# Question #07cb2

Nov 21, 2016

Here's what I got.

#### Explanation:

Molar solubility is all about the number of moles of a given ionic compound that can be dissolved in one liter of saturated aqueous solution.

In other words, a compound's molar solubility tells you how many moles of said compound can be dissolved in exactly one liter of water in order to make a saturated aqueous solution.

Now, zinc carbonate, ${\text{ZnCO}}_{3}$, is considered insoluble in aqueous solution, which means that only very, very small amounts dissolve when placed in water.

When you dissolve zinc carbonate in water, an equilibrium is established between the undissolved solid and the dissolved ions

${\text{ZnCO"_ (3(s)) rightleftharpoons "Zn"_ ((aq))^(2+) + "CO}}_{3 \left(a q\right)}^{2 -}$

Notice that every mole of zinc carbonate that dissociates produces $1$ mole of zinc cations, ${\text{Zn}}^{2 +}$, and $1$ mole of carbonate anions, ${\text{CO}}_{3}^{2 -}$.

The solubility product constant, ${K}_{s p}$, is a measure of the degree of dissociation, i.e. how many ions are produced in solution.

The ${K}_{s p}$ of zinc carbonate is

${K}_{s p} = \left[{\text{Zn"^(2+)] * ["CO}}_{3}^{2 -}\right]$

The expression of the solubility product constant uses equilibrium concentrations.

If you take $s$ to be the molar concentration of the dissolved zinc cations at equilibrium, you can say that the molar concentration of the carbonate anions will also be equal to $s$, since both ions are produced in equal amounts when the salt dissociates.

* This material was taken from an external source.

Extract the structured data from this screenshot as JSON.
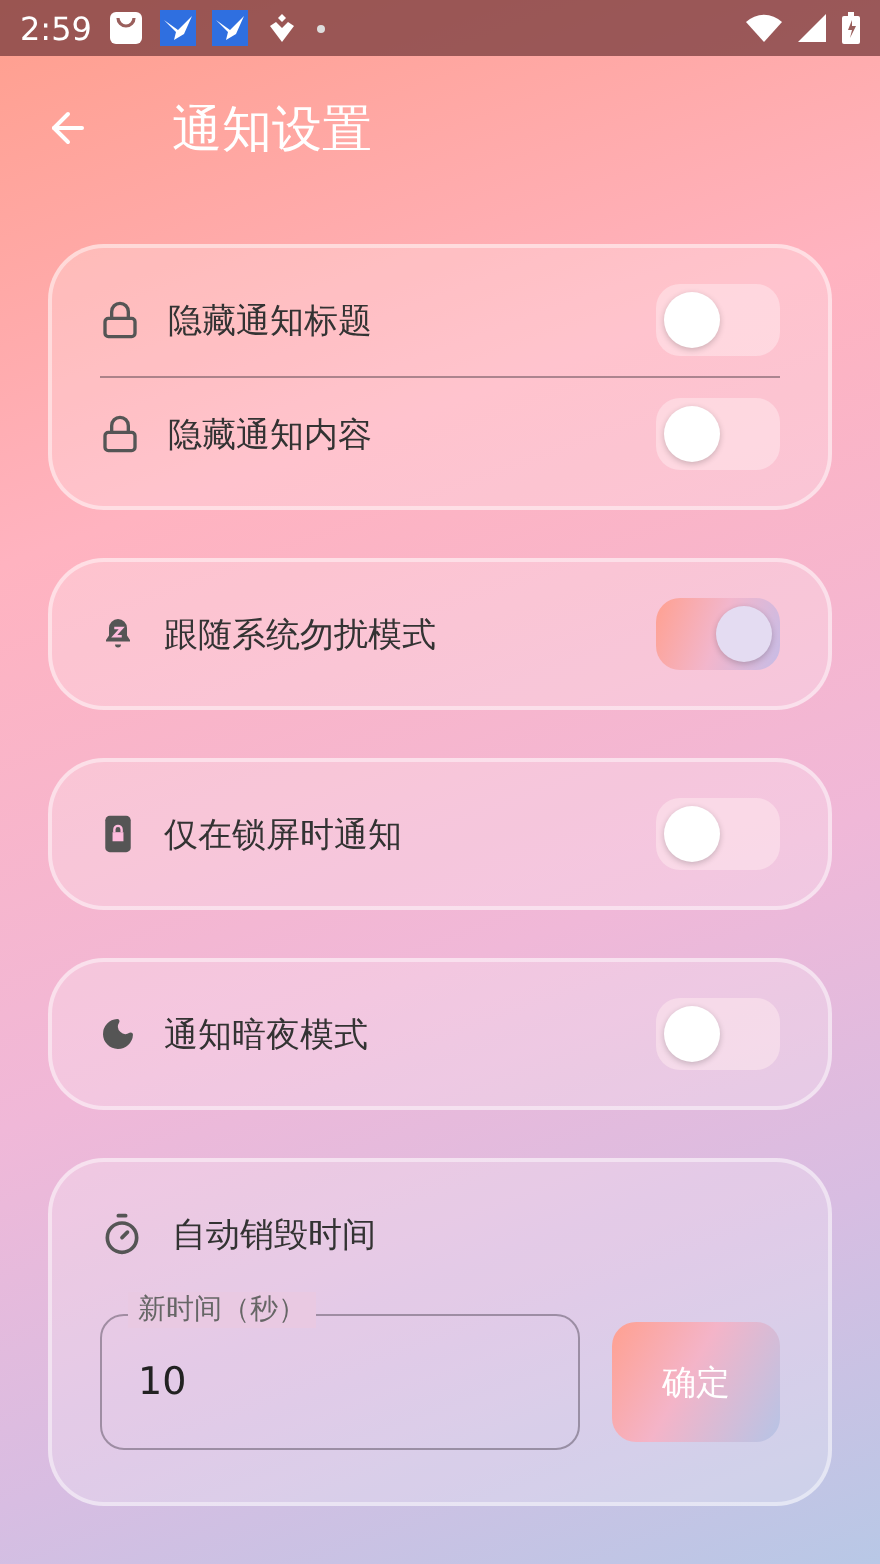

$\left[{\text{Zn"^(2+)] = ["CO}}_{3}^{2 -}\right] = s$

This means that you have

${K}_{s p} = s \cdot s = {s}^{2}$

Rearrange to solve for $s$

$s = \sqrt{{K}_{s p}}$

Plug in your value to find

$1.46 \cdot {10}^{- 10} = {s}^{2} \implies s = \sqrt{1.46 \cdot {10}^{- 10}} = 1.21 \cdot {10}^{- 5}$

Here $s$ represents the molar concentration of the dissolved ions, which implies that it's also equal to the molar solubility of the salt, i.e. how many moles of the solid dissociate to produce moles of dissolved ions.

Therefore, you have

$\textcolor{\mathrm{da} r k g r e e n}{\underline{\textcolor{b l a c k}{s = 1.21 \cdot {10}^{- 5} \text{M}}}} \to$ molar solubility

The answer is rounded to three sig figs.

So, you can say that you can only dissolve $1.21 \cdot {10}^{- 5}$ moles of solid zinc carbonate in $\text{1 L}$ of water, presumably at room temperature. Any solid that you add past this mark will remain undissolved.